I made the Virgin train, by the skin of my teeth and it was a few minutes early in London at 01:15.
But why did I need all that hassle to get back, when most train companies, but not East Midland Trains, provide a train back to the capital after a match.
Manchester’s Metroshuttle
Manchester has a free city centre bus called the Metroshuttle.
We need more of these in city centres. The Manchester Transport Authority, TfGM, also provides other systems locally in Bolton, Stockport and Oldham. But I have only seen one other recently and that was in Huddersfield. I can remember buses of this type in Liverpool in the 1960s and later in Ipswich and Cambridge. Liverpool’s City Circle was probably a victim of the infamous bus strike of the 1960s and then it’s route was replaced by the underground railway. But Ipswich and Cambridge you either have to walk or find a bus that might go where you are going. Cambridge is particularly bad for the inexperienced visitor.
Riding Manchester’s Trams
I had hoped to see some Eccles cakes at Eccles, but I didn’t even see a bakers, as I walked from the train to the tram.
I took the tram from Eccles to the interchange at Cornbrook, from where I went south to Didsbury Village and then back up to the centre of Manchester.

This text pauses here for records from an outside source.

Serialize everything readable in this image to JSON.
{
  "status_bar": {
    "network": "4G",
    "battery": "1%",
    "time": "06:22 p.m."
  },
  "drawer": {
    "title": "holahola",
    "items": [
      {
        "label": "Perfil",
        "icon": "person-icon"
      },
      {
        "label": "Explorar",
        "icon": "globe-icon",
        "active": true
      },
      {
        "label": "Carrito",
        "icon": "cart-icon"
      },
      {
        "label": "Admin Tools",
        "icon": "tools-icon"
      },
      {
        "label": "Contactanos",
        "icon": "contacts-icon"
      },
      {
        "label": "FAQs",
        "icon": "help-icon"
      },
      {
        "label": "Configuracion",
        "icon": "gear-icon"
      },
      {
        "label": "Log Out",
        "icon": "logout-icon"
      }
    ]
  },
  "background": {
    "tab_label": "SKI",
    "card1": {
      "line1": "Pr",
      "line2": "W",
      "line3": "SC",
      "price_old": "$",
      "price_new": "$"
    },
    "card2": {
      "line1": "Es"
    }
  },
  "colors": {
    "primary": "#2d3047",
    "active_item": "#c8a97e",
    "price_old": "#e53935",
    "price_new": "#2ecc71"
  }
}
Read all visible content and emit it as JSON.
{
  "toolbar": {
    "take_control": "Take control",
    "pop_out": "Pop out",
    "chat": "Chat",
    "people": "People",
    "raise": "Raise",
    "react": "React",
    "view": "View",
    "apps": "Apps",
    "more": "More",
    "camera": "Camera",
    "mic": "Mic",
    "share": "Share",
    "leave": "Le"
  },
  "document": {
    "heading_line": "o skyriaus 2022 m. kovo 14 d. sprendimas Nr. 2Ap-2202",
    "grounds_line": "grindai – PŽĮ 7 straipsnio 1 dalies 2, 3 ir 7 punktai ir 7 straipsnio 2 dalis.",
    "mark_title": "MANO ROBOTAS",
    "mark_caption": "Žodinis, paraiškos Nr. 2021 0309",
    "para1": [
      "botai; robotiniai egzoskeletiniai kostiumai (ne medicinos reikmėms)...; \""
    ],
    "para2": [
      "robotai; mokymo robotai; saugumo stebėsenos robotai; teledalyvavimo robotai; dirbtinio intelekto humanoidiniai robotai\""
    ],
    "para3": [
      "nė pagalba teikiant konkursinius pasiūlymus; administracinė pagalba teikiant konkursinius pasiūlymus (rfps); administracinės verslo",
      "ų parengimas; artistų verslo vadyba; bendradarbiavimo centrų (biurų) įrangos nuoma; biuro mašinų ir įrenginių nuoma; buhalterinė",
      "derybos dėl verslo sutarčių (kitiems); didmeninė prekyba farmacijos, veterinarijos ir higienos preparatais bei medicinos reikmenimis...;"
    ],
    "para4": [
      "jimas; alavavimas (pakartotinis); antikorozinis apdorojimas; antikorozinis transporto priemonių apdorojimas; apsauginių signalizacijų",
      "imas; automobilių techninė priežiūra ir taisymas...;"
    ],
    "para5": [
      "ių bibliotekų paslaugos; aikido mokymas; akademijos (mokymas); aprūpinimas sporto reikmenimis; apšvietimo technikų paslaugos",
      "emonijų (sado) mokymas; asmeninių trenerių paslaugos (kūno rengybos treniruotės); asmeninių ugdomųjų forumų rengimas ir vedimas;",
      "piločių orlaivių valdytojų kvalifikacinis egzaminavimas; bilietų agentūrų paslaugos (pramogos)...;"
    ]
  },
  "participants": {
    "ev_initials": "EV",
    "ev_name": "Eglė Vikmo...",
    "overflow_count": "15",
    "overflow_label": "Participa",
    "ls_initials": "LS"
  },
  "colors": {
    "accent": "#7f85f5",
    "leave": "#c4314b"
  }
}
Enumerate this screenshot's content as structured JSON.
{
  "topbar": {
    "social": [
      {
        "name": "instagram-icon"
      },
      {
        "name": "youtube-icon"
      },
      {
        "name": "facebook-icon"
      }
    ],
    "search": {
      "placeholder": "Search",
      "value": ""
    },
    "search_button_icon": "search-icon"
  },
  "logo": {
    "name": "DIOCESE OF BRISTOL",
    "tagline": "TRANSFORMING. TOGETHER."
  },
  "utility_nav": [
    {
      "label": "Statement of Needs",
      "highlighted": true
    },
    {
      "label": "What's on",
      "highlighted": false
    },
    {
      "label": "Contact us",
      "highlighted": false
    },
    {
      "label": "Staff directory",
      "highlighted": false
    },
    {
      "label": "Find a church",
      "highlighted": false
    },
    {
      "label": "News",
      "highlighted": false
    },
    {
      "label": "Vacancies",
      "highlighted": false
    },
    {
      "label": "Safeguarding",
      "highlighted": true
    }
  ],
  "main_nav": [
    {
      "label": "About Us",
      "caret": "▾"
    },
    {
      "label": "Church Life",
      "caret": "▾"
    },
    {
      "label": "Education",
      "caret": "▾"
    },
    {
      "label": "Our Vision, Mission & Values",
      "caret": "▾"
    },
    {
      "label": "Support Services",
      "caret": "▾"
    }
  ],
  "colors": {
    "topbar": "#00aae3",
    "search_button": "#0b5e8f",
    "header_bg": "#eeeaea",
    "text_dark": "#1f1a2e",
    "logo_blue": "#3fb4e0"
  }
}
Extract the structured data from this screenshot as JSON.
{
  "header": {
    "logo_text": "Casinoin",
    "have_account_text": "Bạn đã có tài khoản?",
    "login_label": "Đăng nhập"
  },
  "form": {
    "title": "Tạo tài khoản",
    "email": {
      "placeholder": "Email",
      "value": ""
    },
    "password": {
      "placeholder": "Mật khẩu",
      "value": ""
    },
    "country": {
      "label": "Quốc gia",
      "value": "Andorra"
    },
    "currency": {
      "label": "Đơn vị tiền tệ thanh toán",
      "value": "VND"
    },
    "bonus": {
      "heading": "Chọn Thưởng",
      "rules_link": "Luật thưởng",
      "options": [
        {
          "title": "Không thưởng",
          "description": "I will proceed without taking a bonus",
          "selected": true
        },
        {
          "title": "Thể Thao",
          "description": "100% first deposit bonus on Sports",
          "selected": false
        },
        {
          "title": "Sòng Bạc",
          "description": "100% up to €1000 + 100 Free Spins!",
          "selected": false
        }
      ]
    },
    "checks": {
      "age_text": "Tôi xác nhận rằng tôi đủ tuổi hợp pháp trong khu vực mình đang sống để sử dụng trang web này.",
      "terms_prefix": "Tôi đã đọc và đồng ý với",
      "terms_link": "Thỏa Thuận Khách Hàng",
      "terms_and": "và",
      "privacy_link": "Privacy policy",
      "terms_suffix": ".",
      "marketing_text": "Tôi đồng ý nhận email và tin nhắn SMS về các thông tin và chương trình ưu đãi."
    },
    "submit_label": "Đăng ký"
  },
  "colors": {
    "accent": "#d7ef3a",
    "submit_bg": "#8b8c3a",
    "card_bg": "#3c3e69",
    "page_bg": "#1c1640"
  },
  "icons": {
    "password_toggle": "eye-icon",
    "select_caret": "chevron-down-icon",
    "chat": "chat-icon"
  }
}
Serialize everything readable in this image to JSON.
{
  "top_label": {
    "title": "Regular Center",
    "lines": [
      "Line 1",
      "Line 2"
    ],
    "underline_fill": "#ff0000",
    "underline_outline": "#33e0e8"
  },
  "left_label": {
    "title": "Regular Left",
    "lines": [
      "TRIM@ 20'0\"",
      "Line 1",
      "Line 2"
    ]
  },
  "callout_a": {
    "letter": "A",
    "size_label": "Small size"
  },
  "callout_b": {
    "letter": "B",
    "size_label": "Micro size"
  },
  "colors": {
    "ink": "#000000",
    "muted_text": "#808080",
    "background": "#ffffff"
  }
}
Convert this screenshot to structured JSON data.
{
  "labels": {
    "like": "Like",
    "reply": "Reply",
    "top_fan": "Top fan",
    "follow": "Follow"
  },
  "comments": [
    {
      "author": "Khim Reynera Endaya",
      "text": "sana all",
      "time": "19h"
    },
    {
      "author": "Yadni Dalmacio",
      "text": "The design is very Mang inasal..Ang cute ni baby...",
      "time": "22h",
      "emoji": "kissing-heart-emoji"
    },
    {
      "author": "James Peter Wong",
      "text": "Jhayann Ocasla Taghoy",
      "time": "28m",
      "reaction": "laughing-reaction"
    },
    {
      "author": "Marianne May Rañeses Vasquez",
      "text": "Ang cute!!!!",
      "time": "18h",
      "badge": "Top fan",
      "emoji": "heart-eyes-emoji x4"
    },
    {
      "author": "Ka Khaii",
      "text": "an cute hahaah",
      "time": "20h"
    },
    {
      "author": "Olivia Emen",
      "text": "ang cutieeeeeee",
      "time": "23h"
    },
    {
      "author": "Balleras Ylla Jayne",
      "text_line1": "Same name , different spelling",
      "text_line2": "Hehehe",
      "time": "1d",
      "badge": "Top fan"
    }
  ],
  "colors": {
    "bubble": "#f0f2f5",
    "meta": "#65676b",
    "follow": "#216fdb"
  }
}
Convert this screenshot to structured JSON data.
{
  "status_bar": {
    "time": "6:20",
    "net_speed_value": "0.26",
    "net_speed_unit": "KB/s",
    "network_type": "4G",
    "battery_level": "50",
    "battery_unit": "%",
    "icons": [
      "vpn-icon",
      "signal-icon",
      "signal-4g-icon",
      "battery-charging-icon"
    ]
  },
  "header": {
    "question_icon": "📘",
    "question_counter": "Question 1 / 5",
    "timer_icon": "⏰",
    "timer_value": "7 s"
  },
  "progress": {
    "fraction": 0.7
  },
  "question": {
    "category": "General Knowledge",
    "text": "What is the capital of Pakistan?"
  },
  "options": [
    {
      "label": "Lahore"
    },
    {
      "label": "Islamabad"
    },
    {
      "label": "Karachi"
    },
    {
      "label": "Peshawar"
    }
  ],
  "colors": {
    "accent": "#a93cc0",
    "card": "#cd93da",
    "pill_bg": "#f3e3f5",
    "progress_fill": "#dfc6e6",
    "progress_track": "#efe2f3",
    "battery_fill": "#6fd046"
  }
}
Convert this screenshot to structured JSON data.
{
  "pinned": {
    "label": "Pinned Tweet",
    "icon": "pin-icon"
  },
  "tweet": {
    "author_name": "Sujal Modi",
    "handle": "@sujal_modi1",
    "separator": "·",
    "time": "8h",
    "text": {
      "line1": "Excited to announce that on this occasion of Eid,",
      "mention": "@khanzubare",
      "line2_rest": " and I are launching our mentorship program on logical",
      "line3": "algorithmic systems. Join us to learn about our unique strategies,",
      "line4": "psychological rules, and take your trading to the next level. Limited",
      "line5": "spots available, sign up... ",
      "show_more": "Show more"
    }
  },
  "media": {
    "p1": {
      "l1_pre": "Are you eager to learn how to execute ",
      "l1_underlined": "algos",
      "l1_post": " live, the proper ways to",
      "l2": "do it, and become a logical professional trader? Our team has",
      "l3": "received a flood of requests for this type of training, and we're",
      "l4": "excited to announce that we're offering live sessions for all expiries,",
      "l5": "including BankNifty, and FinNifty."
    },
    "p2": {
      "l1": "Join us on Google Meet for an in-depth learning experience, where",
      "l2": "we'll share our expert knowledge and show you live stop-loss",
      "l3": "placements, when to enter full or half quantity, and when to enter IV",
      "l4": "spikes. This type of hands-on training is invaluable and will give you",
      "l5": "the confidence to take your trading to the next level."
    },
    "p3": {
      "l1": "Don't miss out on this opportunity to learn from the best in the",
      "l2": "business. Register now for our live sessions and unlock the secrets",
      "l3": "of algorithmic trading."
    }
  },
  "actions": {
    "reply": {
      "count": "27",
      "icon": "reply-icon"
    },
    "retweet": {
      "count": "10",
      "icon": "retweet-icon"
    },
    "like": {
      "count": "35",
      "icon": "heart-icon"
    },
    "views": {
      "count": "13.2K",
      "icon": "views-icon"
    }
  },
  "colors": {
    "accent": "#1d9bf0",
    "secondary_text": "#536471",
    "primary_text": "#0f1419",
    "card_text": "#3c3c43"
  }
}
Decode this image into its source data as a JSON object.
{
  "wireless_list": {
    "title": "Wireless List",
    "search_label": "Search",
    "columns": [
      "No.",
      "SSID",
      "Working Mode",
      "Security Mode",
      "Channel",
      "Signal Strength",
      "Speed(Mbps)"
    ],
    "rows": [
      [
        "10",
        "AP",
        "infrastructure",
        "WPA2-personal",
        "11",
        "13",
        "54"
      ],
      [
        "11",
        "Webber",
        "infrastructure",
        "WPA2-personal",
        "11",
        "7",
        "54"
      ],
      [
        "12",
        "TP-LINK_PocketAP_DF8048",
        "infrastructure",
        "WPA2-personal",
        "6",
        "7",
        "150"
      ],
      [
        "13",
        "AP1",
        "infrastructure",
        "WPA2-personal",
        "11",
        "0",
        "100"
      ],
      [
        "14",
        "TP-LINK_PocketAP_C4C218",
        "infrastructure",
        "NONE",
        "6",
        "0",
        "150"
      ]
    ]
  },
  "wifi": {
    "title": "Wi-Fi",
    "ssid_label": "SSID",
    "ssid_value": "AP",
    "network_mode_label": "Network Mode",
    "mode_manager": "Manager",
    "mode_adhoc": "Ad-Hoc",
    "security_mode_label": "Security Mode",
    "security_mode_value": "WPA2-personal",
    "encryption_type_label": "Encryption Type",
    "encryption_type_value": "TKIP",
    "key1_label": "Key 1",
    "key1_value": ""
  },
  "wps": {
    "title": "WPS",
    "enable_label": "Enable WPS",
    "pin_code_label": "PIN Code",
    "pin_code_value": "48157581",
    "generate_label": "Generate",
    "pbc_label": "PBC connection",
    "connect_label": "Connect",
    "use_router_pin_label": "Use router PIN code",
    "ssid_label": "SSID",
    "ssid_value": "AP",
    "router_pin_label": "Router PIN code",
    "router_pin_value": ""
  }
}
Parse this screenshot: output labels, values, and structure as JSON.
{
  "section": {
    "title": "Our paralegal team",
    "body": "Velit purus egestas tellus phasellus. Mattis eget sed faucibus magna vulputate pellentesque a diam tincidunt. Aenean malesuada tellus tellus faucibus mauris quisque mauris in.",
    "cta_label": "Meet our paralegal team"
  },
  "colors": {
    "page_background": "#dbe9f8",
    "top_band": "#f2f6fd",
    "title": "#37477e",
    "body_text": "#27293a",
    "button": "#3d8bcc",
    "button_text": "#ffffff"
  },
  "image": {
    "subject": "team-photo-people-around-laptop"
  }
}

The new line to Didsbury wasn’t open, the last time I used the system and new stations seem better than the old with to me, much welcomed local maps and other improvements.
Manchester is fairly unique amongst UK tram systems in that it runs two different types of tram; the voriginal T68 and the new M5000. The new ones can also be coupled into pairs to make a four car train.
Electrification At Eccles
I got off the train at Eccles station and took these pictures of the electrification.
It’s all coming on at a pace faster than I had expected. And it looks a lot more robust than I’m used to seeing on railways in the UK. More details on the electrification of this line are given here in Wikipedia.
The first benefit for rail users will be Manchester to Scotland services by Trans Pennine using new Class 350 electric trains,, which are scheduled to start at the end of this year. Liverpool to Manchester services should start in a year or two, using refurbished Class 319 trains.